Iraqi forces backed by jets and helicopters battled their way towards southern Mosul on Monday and prepared to take on the Islamic State group’s stronghold in the city’s west bank.
The fresh push in the four-month-old operation to retake Mosul has sparked fears for 750,000 trapped civilians who risk being killed if they try to flee and starvation if they stay.
Federal police forces reached the Aqrab checkpoint on the highway from Baghdad, a spot that marks the southern entrance to Mosul and from which the city is clearly visible.
“Today we are standing in Aqrab.
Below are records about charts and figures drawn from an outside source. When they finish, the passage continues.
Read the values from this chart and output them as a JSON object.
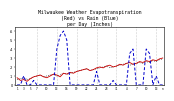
{
  "title": "Milwaukee Weather Evapotranspiration\n(Red) vs Rain (Blue)\nper Day (Inches)",
  "title_fontsize": 3.5,
  "red_values": [
    0.08,
    0.05,
    0.06,
    0.04,
    0.07,
    0.09,
    0.1,
    0.11,
    0.09,
    0.08,
    0.1,
    0.12,
    0.11,
    0.09,
    0.13,
    0.12,
    0.14,
    0.13,
    0.15,
    0.16,
    0.17,
    0.18,
    0.16,
    0.17,
    0.19,
    0.2,
    0.19,
    0.21,
    0.22,
    0.2,
    0.21,
    0.23,
    0.22,
    0.24,
    0.25,
    0.23,
    0.24,
    0.26,
    0.25,
    0.27,
    0.26,
    0.28,
    0.27,
    0.29,
    0.3
  ],
  "blue_values": [
    0.0,
    0.0,
    0.1,
    0.0,
    0.0,
    0.05,
    0.0,
    0.0,
    0.0,
    0.0,
    0.0,
    0.0,
    0.4,
    0.55,
    0.6,
    0.5,
    0.0,
    0.0,
    0.0,
    0.0,
    0.0,
    0.0,
    0.0,
    0.0,
    0.15,
    0.0,
    0.0,
    0.0,
    0.0,
    0.05,
    0.0,
    0.0,
    0.0,
    0.0,
    0.35,
    0.4,
    0.0,
    0.0,
    0.0,
    0.4,
    0.35,
    0.0,
    0.1,
    0.0,
    0.0
  ],
  "black_values": [
    0.06,
    0.07,
    0.08,
    0.06,
    0.07,
    0.09,
    0.1,
    0.11,
    0.09,
    0.1,
    0.11,
    0.12,
    0.1,
    0.11,
    0.13,
    0.12,
    0.13,
    0.14,
    0.15,
    0.16,
    0.17,
    0.18,
    0.16,
    0.17,
    0.18,
    0.19,
    0.2,
    0.21,
    0.19,
    0.2,
    0.21,
    0.22,
    0.23,
    0.24,
    0.22,
    0.23,
    0.24,
    0.25,
    0.24,
    0.26,
    0.25,
    0.27,
    0.26,
    0.28,
    0.29
  ],
  "x_tick_positions": [
    0,
    2,
    4,
    6,
    9,
    12,
    15,
    18,
    21,
    24,
    27,
    30,
    33,
    36,
    39,
    42,
    44
  ],
  "x_tick_labels": [
    "1",
    "3",
    "5",
    "7",
    "10",
    "13",
    "16",
    "19",
    "22",
    "25",
    "28",
    "31",
    "4",
    "7",
    "10",
    "13",
    "n"
  ],
  "ylim": [
    0,
    0.65
  ],
  "yticks": [
    0.0,
    0.1,
    0.2,
    0.3,
    0.4,
    0.5,
    0.6
  ],
  "ytick_labels": [
    "0",
    ".1",
    ".2",
    ".3",
    ".4",
    ".5",
    ".6"
  ],
  "vline_positions": [
    6,
    12,
    18,
    24,
    30,
    36,
    42
  ],
  "background_color": "#ffffff",
  "red_color": "#cc0000",
  "blue_color": "#0000cc",
  "black_color": "#000000"
}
It is very important because it is considered to be Mosul’s southern gate,” Lieutenant General Haider al-Mtoury, of the federal police, told an AFP reporter.
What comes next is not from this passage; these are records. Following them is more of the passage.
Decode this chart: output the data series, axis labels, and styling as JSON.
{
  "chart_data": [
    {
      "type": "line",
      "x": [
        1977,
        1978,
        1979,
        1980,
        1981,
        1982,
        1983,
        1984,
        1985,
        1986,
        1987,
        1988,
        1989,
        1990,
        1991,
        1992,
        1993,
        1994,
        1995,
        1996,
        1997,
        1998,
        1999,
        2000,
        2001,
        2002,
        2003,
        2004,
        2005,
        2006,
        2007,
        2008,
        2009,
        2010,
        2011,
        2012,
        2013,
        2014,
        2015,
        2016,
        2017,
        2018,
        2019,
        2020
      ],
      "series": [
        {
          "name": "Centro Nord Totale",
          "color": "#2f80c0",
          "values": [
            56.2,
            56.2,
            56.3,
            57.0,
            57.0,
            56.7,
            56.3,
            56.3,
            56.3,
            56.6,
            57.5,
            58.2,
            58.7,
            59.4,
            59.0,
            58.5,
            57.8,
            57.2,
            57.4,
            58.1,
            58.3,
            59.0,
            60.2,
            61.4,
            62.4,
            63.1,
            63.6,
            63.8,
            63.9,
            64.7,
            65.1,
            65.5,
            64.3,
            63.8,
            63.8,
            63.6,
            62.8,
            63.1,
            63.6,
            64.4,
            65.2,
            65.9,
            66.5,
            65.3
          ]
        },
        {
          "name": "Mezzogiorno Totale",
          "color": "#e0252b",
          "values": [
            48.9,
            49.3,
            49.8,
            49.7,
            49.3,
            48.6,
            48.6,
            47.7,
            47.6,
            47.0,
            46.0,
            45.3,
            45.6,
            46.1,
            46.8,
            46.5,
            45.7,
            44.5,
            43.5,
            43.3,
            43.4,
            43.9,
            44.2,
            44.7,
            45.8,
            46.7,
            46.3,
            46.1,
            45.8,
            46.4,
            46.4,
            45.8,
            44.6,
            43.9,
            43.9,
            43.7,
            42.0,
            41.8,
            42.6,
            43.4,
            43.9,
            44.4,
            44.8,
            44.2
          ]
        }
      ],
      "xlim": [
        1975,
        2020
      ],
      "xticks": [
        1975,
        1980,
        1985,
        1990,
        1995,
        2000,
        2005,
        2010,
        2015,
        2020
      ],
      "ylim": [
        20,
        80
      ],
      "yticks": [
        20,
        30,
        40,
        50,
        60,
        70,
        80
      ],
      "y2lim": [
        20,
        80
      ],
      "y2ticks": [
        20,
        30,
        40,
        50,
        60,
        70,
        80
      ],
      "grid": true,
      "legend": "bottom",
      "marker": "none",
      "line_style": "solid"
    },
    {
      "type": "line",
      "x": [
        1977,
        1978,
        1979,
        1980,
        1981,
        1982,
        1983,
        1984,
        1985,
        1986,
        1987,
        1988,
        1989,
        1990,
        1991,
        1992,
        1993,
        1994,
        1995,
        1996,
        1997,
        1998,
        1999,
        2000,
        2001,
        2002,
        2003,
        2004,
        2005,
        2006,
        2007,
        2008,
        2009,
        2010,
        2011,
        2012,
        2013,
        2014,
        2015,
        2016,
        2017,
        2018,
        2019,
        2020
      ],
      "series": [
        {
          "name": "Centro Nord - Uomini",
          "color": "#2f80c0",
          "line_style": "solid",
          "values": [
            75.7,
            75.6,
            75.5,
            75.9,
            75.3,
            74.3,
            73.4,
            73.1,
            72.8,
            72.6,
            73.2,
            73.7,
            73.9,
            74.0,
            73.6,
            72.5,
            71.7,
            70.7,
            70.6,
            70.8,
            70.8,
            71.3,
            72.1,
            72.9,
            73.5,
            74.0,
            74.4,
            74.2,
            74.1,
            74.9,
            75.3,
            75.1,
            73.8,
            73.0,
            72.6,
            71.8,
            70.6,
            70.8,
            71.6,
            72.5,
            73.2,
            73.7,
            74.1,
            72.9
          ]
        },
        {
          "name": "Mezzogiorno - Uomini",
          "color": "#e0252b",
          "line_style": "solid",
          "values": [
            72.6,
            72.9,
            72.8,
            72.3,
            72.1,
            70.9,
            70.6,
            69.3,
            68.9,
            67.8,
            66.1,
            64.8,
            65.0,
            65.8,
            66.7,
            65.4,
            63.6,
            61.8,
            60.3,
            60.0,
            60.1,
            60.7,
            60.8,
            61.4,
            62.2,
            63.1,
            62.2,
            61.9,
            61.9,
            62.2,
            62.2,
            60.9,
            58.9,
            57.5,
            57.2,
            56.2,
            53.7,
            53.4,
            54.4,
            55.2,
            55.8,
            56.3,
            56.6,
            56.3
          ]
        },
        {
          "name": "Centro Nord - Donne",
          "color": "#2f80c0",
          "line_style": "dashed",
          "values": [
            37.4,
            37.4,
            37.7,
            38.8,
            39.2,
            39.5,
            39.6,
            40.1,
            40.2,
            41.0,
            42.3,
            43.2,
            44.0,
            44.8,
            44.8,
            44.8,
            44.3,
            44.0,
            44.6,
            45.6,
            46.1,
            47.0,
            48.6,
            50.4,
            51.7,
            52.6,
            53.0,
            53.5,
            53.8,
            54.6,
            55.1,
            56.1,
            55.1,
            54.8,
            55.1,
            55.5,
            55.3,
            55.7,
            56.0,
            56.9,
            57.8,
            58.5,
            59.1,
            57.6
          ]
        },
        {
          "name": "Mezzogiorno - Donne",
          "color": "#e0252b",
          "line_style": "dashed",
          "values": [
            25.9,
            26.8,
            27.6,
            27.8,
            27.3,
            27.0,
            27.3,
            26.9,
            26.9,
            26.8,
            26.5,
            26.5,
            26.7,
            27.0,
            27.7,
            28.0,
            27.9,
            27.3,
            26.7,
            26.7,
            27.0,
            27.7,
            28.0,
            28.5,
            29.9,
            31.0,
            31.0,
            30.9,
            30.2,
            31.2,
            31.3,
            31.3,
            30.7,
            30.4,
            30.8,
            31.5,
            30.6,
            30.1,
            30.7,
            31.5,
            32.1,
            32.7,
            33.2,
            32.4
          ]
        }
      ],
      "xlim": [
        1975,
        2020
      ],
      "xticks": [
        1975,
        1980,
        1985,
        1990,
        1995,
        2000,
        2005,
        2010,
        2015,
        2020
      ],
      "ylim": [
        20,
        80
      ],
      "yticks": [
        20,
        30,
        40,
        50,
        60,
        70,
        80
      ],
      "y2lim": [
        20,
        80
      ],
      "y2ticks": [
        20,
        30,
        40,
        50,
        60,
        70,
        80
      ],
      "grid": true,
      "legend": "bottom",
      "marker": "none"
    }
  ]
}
He said his forces faced many IS car bombs and suicide bombers as they advanced to within barely two kilometres (just over a mile) of the city limits.
Iraqi forces also secured a strategic area known as the Al-Buseif hills near Mosul airport, which lies on the southern approach to the city.
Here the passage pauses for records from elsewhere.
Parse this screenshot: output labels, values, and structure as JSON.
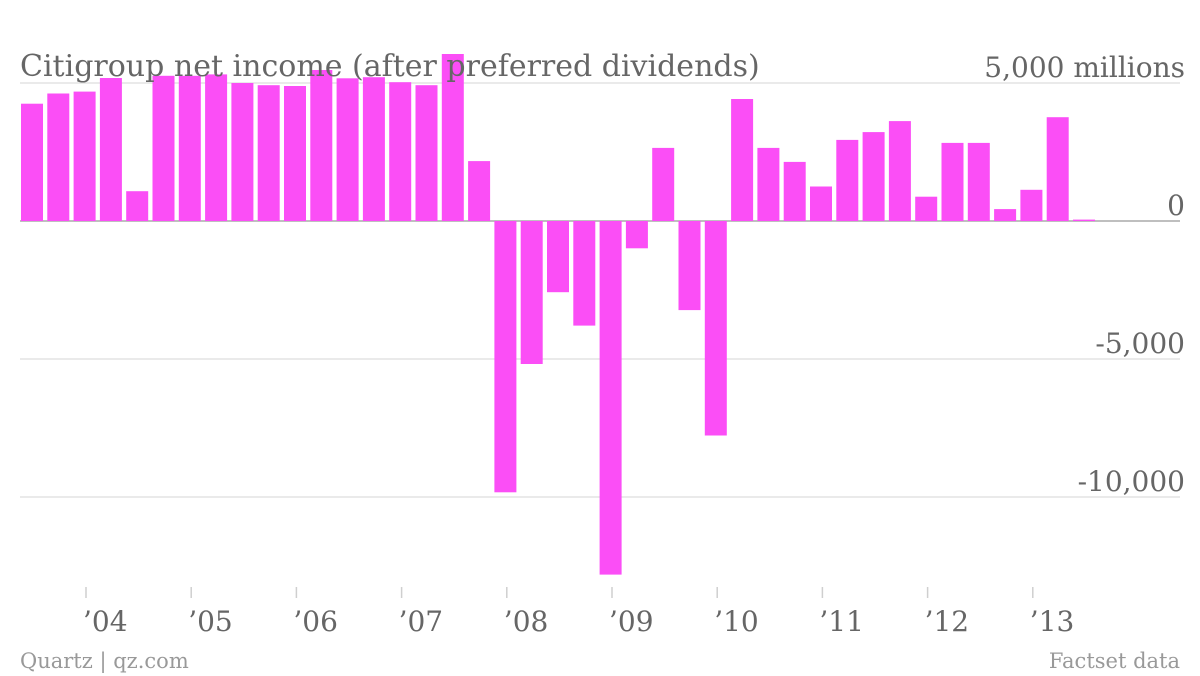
{
  "chart_data": {
    "type": "bar",
    "title": "Citigroup net income (after preferred dividends)",
    "y_unit_label": "5,000 millions",
    "ylim": [
      -13000,
      5000
    ],
    "y_ticks": [
      {
        "value": 5000,
        "label": "5,000 millions"
      },
      {
        "value": 0,
        "label": "0"
      },
      {
        "value": -5000,
        "label": "-5,000"
      },
      {
        "value": -10000,
        "label": "-10,000"
      }
    ],
    "x_labels": [
      {
        "year_index": 0,
        "label": "’04"
      },
      {
        "year_index": 1,
        "label": "’05"
      },
      {
        "year_index": 2,
        "label": "’06"
      },
      {
        "year_index": 3,
        "label": "’07"
      },
      {
        "year_index": 4,
        "label": "’08"
      },
      {
        "year_index": 5,
        "label": "’09"
      },
      {
        "year_index": 6,
        "label": "’10"
      },
      {
        "year_index": 7,
        "label": "’11"
      },
      {
        "year_index": 8,
        "label": "’12"
      },
      {
        "year_index": 9,
        "label": "’13"
      }
    ],
    "bar_color": "#fb4ef6",
    "values": [
      4250,
      4620,
      4690,
      5180,
      1080,
      5260,
      5260,
      5310,
      5000,
      4920,
      4890,
      5470,
      5170,
      5210,
      5030,
      4920,
      6050,
      2170,
      -9830,
      -5180,
      -2580,
      -3790,
      -12810,
      -990,
      2650,
      -3230,
      -7770,
      4420,
      2650,
      2140,
      1250,
      2940,
      3220,
      3620,
      880,
      2830,
      2830,
      430,
      1130,
      3760,
      50
    ]
  },
  "footer": {
    "source_left": "Quartz | qz.com",
    "source_right": "Factset data"
  }
}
Meanwhile, Hashed al-Shaabi (Popular Mobilisation) paramilitaries pushed north on their desert front further west and reached the road linking Mosul to Tal Afar, a town to the west which is still under IS control.
That will further isolate what senior US officials said Monday were the 2,000 IS fighters still left inside Mosul.
The assault launched on Sunday marks a new phase in the broad operation that began on October 17 to retake Mosul, Iraq’s second city and the jihadists’ last major stronghold in the country.
Its recapture would deal a death blow to the “caliphate” IS chief Abu Bakr al-Baghdadi proclaimed in the city in June 2014 but has been shrinking steadily for two years as anti-IS forces advanced.
But it took Iraq’s most seasoned forces, the elite Counter-Terrorism Service (CTS), two months to retake east Mosul, where IS put up stiffer than expected resistance.
Commanders and experts believe the city’s west bank of the Tigris river could prove even harder to retake, with the Old City’s narrow streets necessitating perilous dismounted raids.
IS also “likely has stronger support within western Mosul, and the ISF (Iraqi security forces) are more likely to encounter populations that are wary or hostile”, said Patrick Martin, Iraq analyst at the Institute for the Study of War.
CTS forces, who have urban warfare experience, were seen heading across the desert to the western side of Mosul on Monday.
They are expected to breach west Mosul once other forces have moved up to the city limits.
Iraqi forces were receiving support from a US-led coalition that has delivered more than 10,000 munitions on IS targets since the start of the Mosul operation.
The new Pentagon chief, James Mattis, made a brief visit to Baghdad Monday to show support for the Iraqi security forces, more than 80,000 of whom have also received training from the coalition since 2014.
Before landing in the Iraqi capital, he told reporters the United States was not about to plunder Iraq’s oil reserves.
US President Donald Trump repeatedly said both while campaigning and since his election that America, whose troops occupied Iraq for years, should have “taken” the oil.
“All of us in America have generally paid for gas and oil all along, and I am sure that we will continue to do so in the future,” Mattis said. “We are not in Iraq to seize anybody’s oil.”
He also said he was confident Iraq’s people and leadership “recognise what they are up against and the value of the coalition”.
The commander of the 60-nation US-led coalition, which has more than 9,000 forces deployed in Iraq, was more explicit and said he expected the coalition to stay in the country after Mosul is retaken.
“I don’t anticipate that we will be asked to leave by the government of Iraq immediately after Mosul,” Lieutenant General Stephen Townsend said at a press conference.
As Iraqi forces advanced on besieged jihadists in Mosul, fears grew for the estimated 750,000 civilian also trapped there with dwindling food supplies.
Save the Children said on Sunday that all parties should protect the estimated 350,000 children among them.
“This is the grim choice for children in western Mosul right now: bombs, crossfire and hunger if they stay — or execution and snipers if they try to run,” said the charity’s Iraq director, Maurizio Crivallero.
More than half a million residents stayed home when Iraqi forces entered east Mosul to battle IS there, leading to smaller displacement than initially feared.
But the aid community said the assault on west Mosul could cause a bigger exodus, and the UN said it was building more camps around the city.